Descripción
El puesto de empleado administrativo general implica una serie de funciones operativas y de soporte dentro de un entorno de oficina. Las responsabilidades principales se centran en tareas documentales, de organización y de comunicación básica, todas ellas esenciales para el correcto funcionamiento del departamento o la empresa. Este rol no conlleva funciones decisorias o de tramitación administrativa compleja, sino que proporciona el apoyo necesario para que otros procesos fluyan con eficiencia. La digitalización y el archivo de documentación no sensible constituyen una parte fundamental del trabajo, asegurando que la información esté disponible y bien organizada tanto en formato físico como digital.Entre las actividades diarias se encuentra la gestión de la correspondencia interna, incluyendo su recepción, registro y distribución física. Asimismo, el empleado se encargará de atender llamadas telefónicas de carácter puramente informativo, responder correos electrónicos básicos y gestionar la atención a visitantes en recepción. Otra área de responsabilidad es el apoyo logístico y documental para la organización de eventos y reuniones internas, lo que puede incluir la preparación de materiales y la coordinación de espacios.
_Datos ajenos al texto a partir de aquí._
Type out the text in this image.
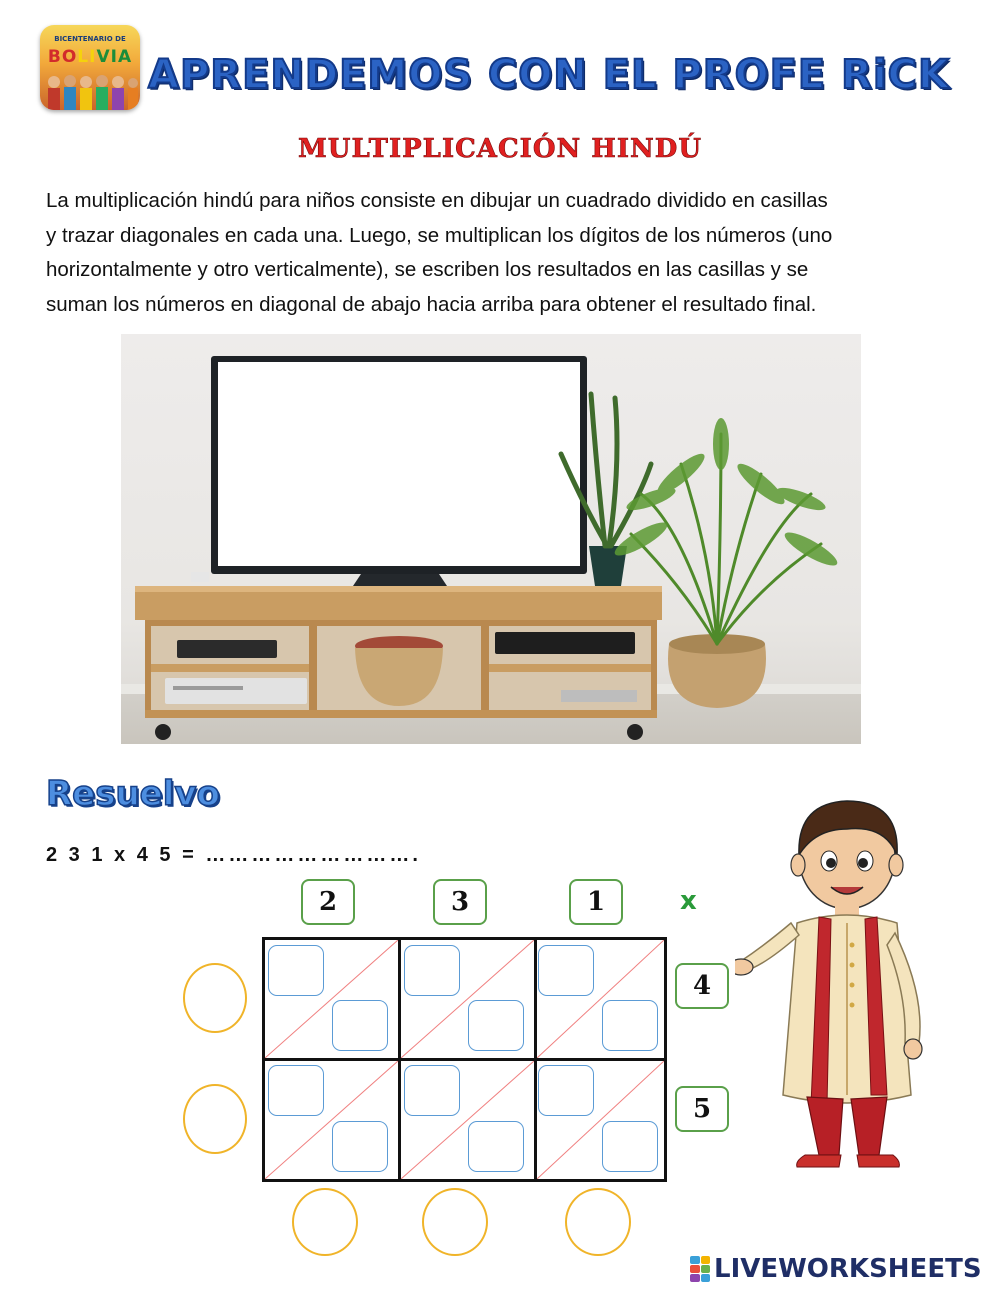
BICENTENARIO DE
BOLIVIA APRENDEMOS CON EL PROFE RiCK
MULTIPLICACIÓN HINDÚ
La multiplicación hindú para niños consiste en dibujar un cuadrado dividido en casillas
y trazar diagonales en cada una. Luego, se multiplican los dígitos de los números (uno
horizontalmente y otro verticalmente), se escriben los resultados en las casillas y se
suman los números en diagonal de abajo hacia arriba para obtener el resultado final.
Resuelvo
2 3 1 x 4 5 = ……………………….
2	3	1	x
4
5
LIVEWORKSHEETS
La clasificación de documentos y la actualización periódica de bases de datos de uso interno también forman parte de las labores asignadas.
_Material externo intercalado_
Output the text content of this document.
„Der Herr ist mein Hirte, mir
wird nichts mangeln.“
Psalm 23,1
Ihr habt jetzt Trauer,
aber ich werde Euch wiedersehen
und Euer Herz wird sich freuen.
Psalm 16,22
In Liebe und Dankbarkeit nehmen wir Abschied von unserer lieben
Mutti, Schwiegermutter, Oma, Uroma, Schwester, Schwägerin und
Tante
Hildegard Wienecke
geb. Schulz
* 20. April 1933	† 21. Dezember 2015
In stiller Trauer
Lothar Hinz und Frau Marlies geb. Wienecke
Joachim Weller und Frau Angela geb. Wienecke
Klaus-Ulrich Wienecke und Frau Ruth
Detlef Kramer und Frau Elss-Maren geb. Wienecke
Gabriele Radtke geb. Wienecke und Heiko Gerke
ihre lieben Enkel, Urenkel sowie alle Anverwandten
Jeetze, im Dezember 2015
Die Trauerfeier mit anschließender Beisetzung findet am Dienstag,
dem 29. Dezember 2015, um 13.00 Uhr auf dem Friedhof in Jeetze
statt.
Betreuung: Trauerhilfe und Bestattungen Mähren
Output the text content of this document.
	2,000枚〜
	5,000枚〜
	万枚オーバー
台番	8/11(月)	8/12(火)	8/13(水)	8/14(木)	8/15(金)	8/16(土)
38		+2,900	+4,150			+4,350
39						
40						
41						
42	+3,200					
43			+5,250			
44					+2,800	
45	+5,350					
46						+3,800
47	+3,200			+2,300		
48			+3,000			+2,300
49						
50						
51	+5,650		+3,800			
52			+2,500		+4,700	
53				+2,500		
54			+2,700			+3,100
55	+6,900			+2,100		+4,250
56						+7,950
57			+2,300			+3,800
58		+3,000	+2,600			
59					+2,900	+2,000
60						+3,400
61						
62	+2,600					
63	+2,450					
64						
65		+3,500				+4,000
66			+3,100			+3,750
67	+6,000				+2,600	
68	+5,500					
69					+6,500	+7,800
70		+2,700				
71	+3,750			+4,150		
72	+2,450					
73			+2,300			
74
Adicionalmente, el puesto requiere la gestión de agendas, coordinando citas y programando reuniones para el personal o directivos, así como la organización básica de viajes, siempre bajo supervisión y sin tomar decisiones finales. El mantenimiento de archivos ordenados, la actualización de listas de contactos y el seguimiento de procedimientos establecidos son tareas continuas que garantizan el orden y la accesibilidad de la información. En resumen, este rol es clave para mantener la operatividad y el orden en la oficina, ejecutando tareas administrativas rutinarias pero necesarias con precisión y dedicación.